John was an early day civil engineering contractor. Throughout the 1880s there are many mentions of him in the Dallas and Fort Worth papers (available on Genealogy Bank) with various contracts. There are also numerous deeds on record in the Tarrant County Courthouse. For example, in 1883 he had a contract to pave the streets of FW (documented on the Fort Worth city website). In 1887 there are records of him selling property; he seems to have had real estate in several places around FW including the “Kennedy addition” where one sale alone of some lots brought in $6000, a lot of money before 1900. He is listed in the 1888 Dallas City Directory as a railroad contractor, but most of his work appears to have been in Fort Worth. In 1889 he gets a contract to build railroad in E. Texas from Nacogdoches to the Red River.  There was a lawsuit about this project recorded in the Southwestern Reporter; Ratican was on the winning side. In the early 1890s he appears in the FW Gazette several times having to do with street and sewer contracts; he also had contracts to do the lines for Fort Worth trolley service. 
 
 In 1891 he gets a contract to build railroad from the Fuente coal mines in Coahuila, Mexico, to Piedras Negras.  This contract was his downfall. If one consults Mexican history books and books on the history of railroads into Mexico, it soon becomes clear that in the early years of trying to bring rail to Mexico, both foreign and Mexican attempts were often disastrous for the investors. Ratican’s entire fortune and his personal life were the price he paid for this venture. It took a few years to play out, with sheriff sales of property, a lawsuit detailing how he tried to get his father-in-law to raise some money on his home in the Kennedy addition (since his credit was sour), and the dissolution of his marriage to my great grandmother, Mattie Daily Ratican.  The lawsuit about this particular scheme is also reported in the Southwestern Reporter and went to appeals court.
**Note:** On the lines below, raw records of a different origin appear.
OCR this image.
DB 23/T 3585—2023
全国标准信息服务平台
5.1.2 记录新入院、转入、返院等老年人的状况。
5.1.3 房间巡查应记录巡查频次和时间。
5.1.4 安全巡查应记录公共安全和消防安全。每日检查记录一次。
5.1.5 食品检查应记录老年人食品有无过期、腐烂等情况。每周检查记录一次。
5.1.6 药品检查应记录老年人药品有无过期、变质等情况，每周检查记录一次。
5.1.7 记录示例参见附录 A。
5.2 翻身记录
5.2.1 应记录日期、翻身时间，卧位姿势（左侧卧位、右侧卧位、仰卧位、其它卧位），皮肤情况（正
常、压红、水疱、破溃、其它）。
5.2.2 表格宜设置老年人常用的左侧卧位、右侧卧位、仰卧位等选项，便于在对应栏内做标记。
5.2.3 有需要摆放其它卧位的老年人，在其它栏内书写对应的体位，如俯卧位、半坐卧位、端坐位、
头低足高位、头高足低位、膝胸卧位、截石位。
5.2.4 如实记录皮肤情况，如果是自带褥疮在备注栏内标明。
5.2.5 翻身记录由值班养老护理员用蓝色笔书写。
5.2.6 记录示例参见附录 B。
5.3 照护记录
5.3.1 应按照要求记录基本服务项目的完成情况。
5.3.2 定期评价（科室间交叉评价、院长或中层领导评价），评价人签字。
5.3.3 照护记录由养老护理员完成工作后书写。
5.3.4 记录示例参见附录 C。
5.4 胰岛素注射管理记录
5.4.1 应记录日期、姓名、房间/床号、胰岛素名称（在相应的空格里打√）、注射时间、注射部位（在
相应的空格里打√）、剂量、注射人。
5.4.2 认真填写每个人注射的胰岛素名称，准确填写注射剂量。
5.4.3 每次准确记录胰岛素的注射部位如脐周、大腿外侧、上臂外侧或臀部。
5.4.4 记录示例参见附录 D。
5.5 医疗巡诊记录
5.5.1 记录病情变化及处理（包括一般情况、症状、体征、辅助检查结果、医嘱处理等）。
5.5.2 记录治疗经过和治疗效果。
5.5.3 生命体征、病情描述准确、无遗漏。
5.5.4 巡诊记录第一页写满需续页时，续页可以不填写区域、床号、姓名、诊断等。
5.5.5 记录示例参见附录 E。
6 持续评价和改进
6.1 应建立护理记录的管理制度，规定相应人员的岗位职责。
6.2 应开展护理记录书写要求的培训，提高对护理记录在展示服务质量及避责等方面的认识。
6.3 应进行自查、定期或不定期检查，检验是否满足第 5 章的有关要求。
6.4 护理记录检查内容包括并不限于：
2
The father-in-law had to repay the New York concern that had loaned him money, but Ratican’s home was not awarded to them. It ends in the hands of a daughter of John Ratican.
 

John’s personal life had always been complicated; it appears he was married to at least two women, my great grandmother and a woman named Bridget Ratican. Bridget divorced him in 1884. My great grandmother had three daughters by him, Stella, Hortense, and Ruth (my grandmother). Earlier he had children by a woman named Anna Kelly. Anna and her children Kate and James followed John to Fort Worth from St. Louis, Missouri. All of these people died in Fort Worth.  My great grandmother brought divorce proceedings against him in 1899; at that time he was already living in Austin in the Confederate Veterans’ Home. Family lore is that he turned to drink (what an Irish thing to do) and was no longer able to sustain himself or his family.

Further information is available through the Texas State Cemetery research department.